Do you ever look back at your life and think that some of your most intuitive, least logical ideas actually led to the best experiences? Often, at this time of year, when we are self-reflecting and finding a way to lean into gratitude to love our story, I find myself remembering a younger me who was fiercely brave and willing to follow her dreams. As a result, some of the best relationships and adventures will stay in my memory bank to give me such deep joy and satisfaction. And…even 35 years later, I am still using my heart as a compass and celebrating them all over again.
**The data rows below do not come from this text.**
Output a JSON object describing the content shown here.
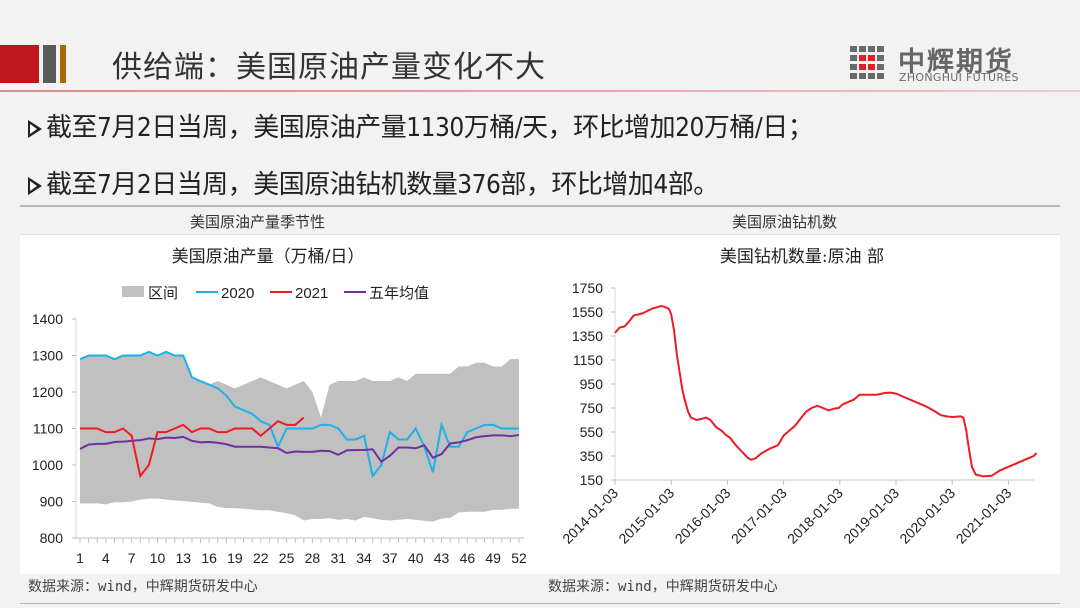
{
  "header": {
    "title": "供给端：美国原油产量变化不大",
    "logo_cn": "中辉期货",
    "logo_en": "ZHONGHUI FUTURES",
    "accent_colors": {
      "red": "#c0151c",
      "gray": "#595959",
      "gold": "#a46a00"
    }
  },
  "bullets": [
    {
      "text": "截至7月2日当周，美国原油产量1130万桶/天，环比增加20万桶/日；"
    },
    {
      "text": "截至7月2日当周，美国原油钻机数量376部，环比增加4部。"
    }
  ],
  "captions": {
    "left": "美国原油产量季节性",
    "right": "美国原油钻机数"
  },
  "sources": {
    "left": "数据来源：wind，中辉期货研发中心",
    "right": "数据来源：wind，中辉期货研发中心"
  },
  "chart_data": [
    {
      "type": "line",
      "title": "美国原油产量（万桶/日）",
      "xlabel": "",
      "ylabel": "",
      "ylim": [
        800,
        1400
      ],
      "yticks": [
        800,
        900,
        1000,
        1100,
        1200,
        1300,
        1400
      ],
      "xticks": [
        1,
        4,
        7,
        10,
        13,
        16,
        19,
        22,
        25,
        28,
        31,
        34,
        37,
        40,
        43,
        46,
        49,
        52
      ],
      "legend": [
        "区间",
        "2020",
        "2021",
        "五年均值"
      ],
      "legend_position": "top",
      "grid": false,
      "x": [
        1,
        2,
        3,
        4,
        5,
        6,
        7,
        8,
        9,
        10,
        11,
        12,
        13,
        14,
        15,
        16,
        17,
        18,
        19,
        20,
        21,
        22,
        23,
        24,
        25,
        26,
        27,
        28,
        29,
        30,
        31,
        32,
        33,
        34,
        35,
        36,
        37,
        38,
        39,
        40,
        41,
        42,
        43,
        44,
        45,
        46,
        47,
        48,
        49,
        50,
        51,
        52
      ],
      "range_band": {
        "name": "区间",
        "color": "#c0c0c0",
        "upper": [
          1290,
          1300,
          1300,
          1300,
          1290,
          1300,
          1300,
          1300,
          1310,
          1300,
          1310,
          1300,
          1300,
          1240,
          1230,
          1220,
          1230,
          1220,
          1210,
          1220,
          1230,
          1240,
          1230,
          1220,
          1210,
          1220,
          1230,
          1200,
          1130,
          1220,
          1230,
          1230,
          1230,
          1240,
          1230,
          1230,
          1230,
          1240,
          1230,
          1250,
          1250,
          1250,
          1250,
          1250,
          1270,
          1270,
          1280,
          1280,
          1270,
          1270,
          1290,
          1290
        ],
        "lower": [
          895,
          895,
          895,
          892,
          898,
          898,
          900,
          905,
          908,
          908,
          905,
          903,
          901,
          899,
          897,
          895,
          885,
          882,
          882,
          880,
          878,
          876,
          876,
          872,
          868,
          862,
          848,
          852,
          852,
          854,
          850,
          852,
          848,
          858,
          854,
          850,
          848,
          850,
          852,
          850,
          847,
          845,
          853,
          855,
          870,
          872,
          872,
          872,
          877,
          877,
          880,
          880
        ]
      },
      "series": [
        {
          "name": "2020",
          "color": "#1eb0e8",
          "values": [
            1290,
            1300,
            1300,
            1300,
            1290,
            1300,
            1300,
            1300,
            1310,
            1300,
            1310,
            1300,
            1300,
            1240,
            1230,
            1220,
            1210,
            1190,
            1160,
            1150,
            1140,
            1120,
            1110,
            1050,
            1100,
            1100,
            1100,
            1100,
            1110,
            1110,
            1100,
            1070,
            1070,
            1080,
            970,
            1000,
            1090,
            1070,
            1070,
            1100,
            1050,
            980,
            1110,
            1050,
            1050,
            1090,
            1100,
            1110,
            1110,
            1100,
            1100,
            1100
          ]
        },
        {
          "name": "2021",
          "color": "#ee1b24",
          "values": [
            1100,
            1100,
            1100,
            1090,
            1090,
            1100,
            1080,
            970,
            1000,
            1090,
            1090,
            1100,
            1110,
            1090,
            1100,
            1100,
            1090,
            1090,
            1100,
            1100,
            1100,
            1080,
            1100,
            1120,
            1110,
            1110,
            1130
          ]
        },
        {
          "name": "五年均值",
          "color": "#7030a0",
          "values": [
            1044,
            1056,
            1058,
            1058,
            1063,
            1064,
            1066,
            1068,
            1073,
            1071,
            1075,
            1074,
            1077,
            1066,
            1062,
            1063,
            1061,
            1057,
            1050,
            1050,
            1050,
            1050,
            1048,
            1046,
            1033,
            1037,
            1036,
            1036,
            1039,
            1038,
            1028,
            1040,
            1041,
            1041,
            1043,
            1009,
            1025,
            1048,
            1048,
            1046,
            1054,
            1020,
            1030,
            1059,
            1062,
            1068,
            1076,
            1079,
            1081,
            1081,
            1079,
            1082
          ]
        }
      ]
    },
    {
      "type": "line",
      "title": "美国钻机数量:原油 部",
      "xlabel": "",
      "ylabel": "",
      "ylim": [
        150,
        1750
      ],
      "yticks": [
        150,
        350,
        550,
        750,
        950,
        1150,
        1350,
        1550,
        1750
      ],
      "xticks": [
        "2014-01-03",
        "2015-01-03",
        "2016-01-03",
        "2017-01-03",
        "2018-01-03",
        "2019-01-03",
        "2020-01-03",
        "2021-01-03"
      ],
      "grid": false,
      "series": [
        {
          "name": "美国钻机数量:原油",
          "color": "#ee1b24",
          "points": [
            [
              2014.0,
              1375
            ],
            [
              2014.08,
              1420
            ],
            [
              2014.17,
              1430
            ],
            [
              2014.25,
              1470
            ],
            [
              2014.33,
              1520
            ],
            [
              2014.42,
              1530
            ],
            [
              2014.5,
              1540
            ],
            [
              2014.58,
              1560
            ],
            [
              2014.67,
              1580
            ],
            [
              2014.75,
              1590
            ],
            [
              2014.83,
              1600
            ],
            [
              2014.9,
              1590
            ],
            [
              2014.96,
              1575
            ],
            [
              2015.0,
              1530
            ],
            [
              2015.05,
              1400
            ],
            [
              2015.1,
              1200
            ],
            [
              2015.15,
              1050
            ],
            [
              2015.2,
              900
            ],
            [
              2015.25,
              800
            ],
            [
              2015.3,
              720
            ],
            [
              2015.35,
              670
            ],
            [
              2015.45,
              650
            ],
            [
              2015.55,
              660
            ],
            [
              2015.62,
              670
            ],
            [
              2015.7,
              650
            ],
            [
              2015.8,
              590
            ],
            [
              2015.9,
              560
            ],
            [
              2015.96,
              530
            ],
            [
              2016.05,
              500
            ],
            [
              2016.15,
              440
            ],
            [
              2016.25,
              390
            ],
            [
              2016.35,
              340
            ],
            [
              2016.42,
              318
            ],
            [
              2016.5,
              330
            ],
            [
              2016.6,
              370
            ],
            [
              2016.75,
              410
            ],
            [
              2016.9,
              440
            ],
            [
              2017.0,
              520
            ],
            [
              2017.1,
              560
            ],
            [
              2017.2,
              600
            ],
            [
              2017.3,
              660
            ],
            [
              2017.4,
              720
            ],
            [
              2017.5,
              750
            ],
            [
              2017.6,
              768
            ],
            [
              2017.7,
              750
            ],
            [
              2017.8,
              730
            ],
            [
              2017.9,
              745
            ],
            [
              2017.98,
              750
            ],
            [
              2018.05,
              780
            ],
            [
              2018.15,
              800
            ],
            [
              2018.25,
              820
            ],
            [
              2018.35,
              860
            ],
            [
              2018.5,
              860
            ],
            [
              2018.65,
              860
            ],
            [
              2018.8,
              875
            ],
            [
              2018.9,
              878
            ],
            [
              2019.0,
              870
            ],
            [
              2019.1,
              850
            ],
            [
              2019.25,
              820
            ],
            [
              2019.4,
              790
            ],
            [
              2019.55,
              760
            ],
            [
              2019.7,
              720
            ],
            [
              2019.8,
              690
            ],
            [
              2019.9,
              680
            ],
            [
              2020.0,
              675
            ],
            [
              2020.15,
              680
            ],
            [
              2020.2,
              670
            ],
            [
              2020.25,
              560
            ],
            [
              2020.3,
              400
            ],
            [
              2020.35,
              260
            ],
            [
              2020.42,
              195
            ],
            [
              2020.55,
              180
            ],
            [
              2020.7,
              185
            ],
            [
              2020.85,
              230
            ],
            [
              2021.0,
              260
            ],
            [
              2021.15,
              290
            ],
            [
              2021.3,
              320
            ],
            [
              2021.45,
              350
            ],
            [
              2021.5,
              376
            ]
          ]
        }
      ]
    }
  ]
}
When I was in college, I felt a constant urge or calling to go to Australia. I could not explain this, and no, it was NOT just because I shared the name of one of its most magnificent cities. There was just something pulling my heart in that direction – an always-present tug that felt like an invitation to my soul. It did not make any sense to my thinking/logical brain…I was a college student who was responsible for paying all of my expenses, anything beyond tuition, and I had not lived in any other country at any point in my life. What was up with this? Why Australia, of all places? It was also hardly convenient – the long travel, the 14-hour time change. There were only 2 universities in the US that even supported college kids doing an exchange program there (mine was not one of them, meaning applying to, getting accepted, and getting the credits was going to be effort and a lot of logistical headaches). One other fun fact – circa 1986-90, no one had email or cell phones, so any communication was going to be incredibly difficult. I am a bit surprised my parents did not shut this down, but they were not the type to be too involved or worried since I was also pretty much a rule-following, people-pleasing type of kid. It would have been so much easier to go where other kids were trending then – to take a safer option and ignore “the big wild and adventurous dream.” I am still a bit puzzled that I didn’t change my mind since the entire world seemed to think this was completely outrageous.
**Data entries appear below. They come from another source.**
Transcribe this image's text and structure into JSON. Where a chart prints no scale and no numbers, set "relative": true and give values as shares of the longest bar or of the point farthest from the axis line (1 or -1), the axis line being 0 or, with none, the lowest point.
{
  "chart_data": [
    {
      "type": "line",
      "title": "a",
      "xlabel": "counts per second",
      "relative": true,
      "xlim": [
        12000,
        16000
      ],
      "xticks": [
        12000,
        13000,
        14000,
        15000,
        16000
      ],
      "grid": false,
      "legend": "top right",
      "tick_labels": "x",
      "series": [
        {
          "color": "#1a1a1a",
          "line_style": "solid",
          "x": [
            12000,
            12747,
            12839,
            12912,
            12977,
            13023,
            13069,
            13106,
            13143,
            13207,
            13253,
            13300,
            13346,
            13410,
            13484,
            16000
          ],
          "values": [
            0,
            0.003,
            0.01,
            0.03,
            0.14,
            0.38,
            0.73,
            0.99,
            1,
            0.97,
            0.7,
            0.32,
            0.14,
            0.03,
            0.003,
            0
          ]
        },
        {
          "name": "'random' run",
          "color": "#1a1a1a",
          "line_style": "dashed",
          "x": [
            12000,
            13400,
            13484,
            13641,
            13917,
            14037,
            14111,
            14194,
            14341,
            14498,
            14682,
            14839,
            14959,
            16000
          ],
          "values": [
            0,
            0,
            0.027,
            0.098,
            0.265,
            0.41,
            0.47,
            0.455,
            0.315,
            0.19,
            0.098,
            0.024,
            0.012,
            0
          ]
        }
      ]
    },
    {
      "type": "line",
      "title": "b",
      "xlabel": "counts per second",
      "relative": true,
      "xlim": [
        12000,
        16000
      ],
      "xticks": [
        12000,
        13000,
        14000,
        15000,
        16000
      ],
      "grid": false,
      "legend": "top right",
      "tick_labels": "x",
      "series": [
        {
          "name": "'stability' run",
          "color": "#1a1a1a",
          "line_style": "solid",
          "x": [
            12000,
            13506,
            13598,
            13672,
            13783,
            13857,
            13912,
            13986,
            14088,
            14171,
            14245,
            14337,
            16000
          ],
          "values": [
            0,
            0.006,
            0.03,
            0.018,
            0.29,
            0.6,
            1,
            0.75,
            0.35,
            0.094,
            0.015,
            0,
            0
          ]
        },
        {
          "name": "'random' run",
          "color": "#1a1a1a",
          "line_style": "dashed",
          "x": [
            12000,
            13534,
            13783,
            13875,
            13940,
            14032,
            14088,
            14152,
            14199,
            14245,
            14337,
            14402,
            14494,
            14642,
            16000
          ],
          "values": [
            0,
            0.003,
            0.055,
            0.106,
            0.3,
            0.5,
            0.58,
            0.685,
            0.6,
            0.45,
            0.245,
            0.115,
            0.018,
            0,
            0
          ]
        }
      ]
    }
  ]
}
I made a commitment that I was going to make this happen and started planning for the long game. I worked extra jobs and saved enough money, and away I went in my junior year for a semester. In six short months, I grew up in more ways imaginable: immersing myself in a new culture, studying subjects that were so different and interesting, and making new friends, but the best part of it all was my Australian parents. Ron and Marilyn are two of the brightest lights on our planet. Both college professors with brains for days, but their hearts are even bigger. They were the “cool house” where all of us misplaced US exchange kids could sleep it off after the pub crawls, write (yes, by hand) last-minute papers due, or even rent a van and go borrow their house by the water at Airey’s Inlet. (I am not sure they were using their rational minds with that decision…) Ron would often be singing show tunes around the house, and Marilyn would encourage me to try cooking “anything American,” which was usually a disaster, but they were too nice to say so. We would be taken out to local restaurants to try new foods and encouraged to explore all of the nature and ecosystems around us. They included us to learn more about their love for their country – Aussie rules footie, Aboriginal art, birds, and plants and animals. However, the greatest gift by far of the entire study abroad experience was bringing these two inspirational people into my life.
While we have kept in touch over the years, I had not seen them in 9 years since when I took my daughters there when they were teenagers. At the start of this year, something again was pulling on my heart to make the trip to see them. Since one of my closest friends was also on this exchange program, and we now live 15 minutes apart, I was able to convince her to join me for a bit of a “reunion tour.” We also had the pleasure of staying with another host parent couple in Melbourne who took us on incredible adventures with birding, wine tasting, and visiting the Australian animals in their natural habitats. We revisited Tasmania and Sydney and then spent almost a week with Ron and Marilyn. Their company fills my heart cup in such a unique and memorable way. They inspire me by just being themselves more than they will ever know. And while all of the sites and experiences were beyond amazing, the most fulfilling moments for me were just being in their presence. Being with the people who add meaning to your life just by being themselves.
Who in your life (past or present) do you feel this way about? What experiences are calling you when you get still enough to listen? Where do you need to go to follow your intuition and heart’s knowing to feed your soul? We only have one magical, mysterious life to live…do what matters, and don’t wait. And most importantly – hold on closely to the ones that do matter, even if they are on the other side of the world.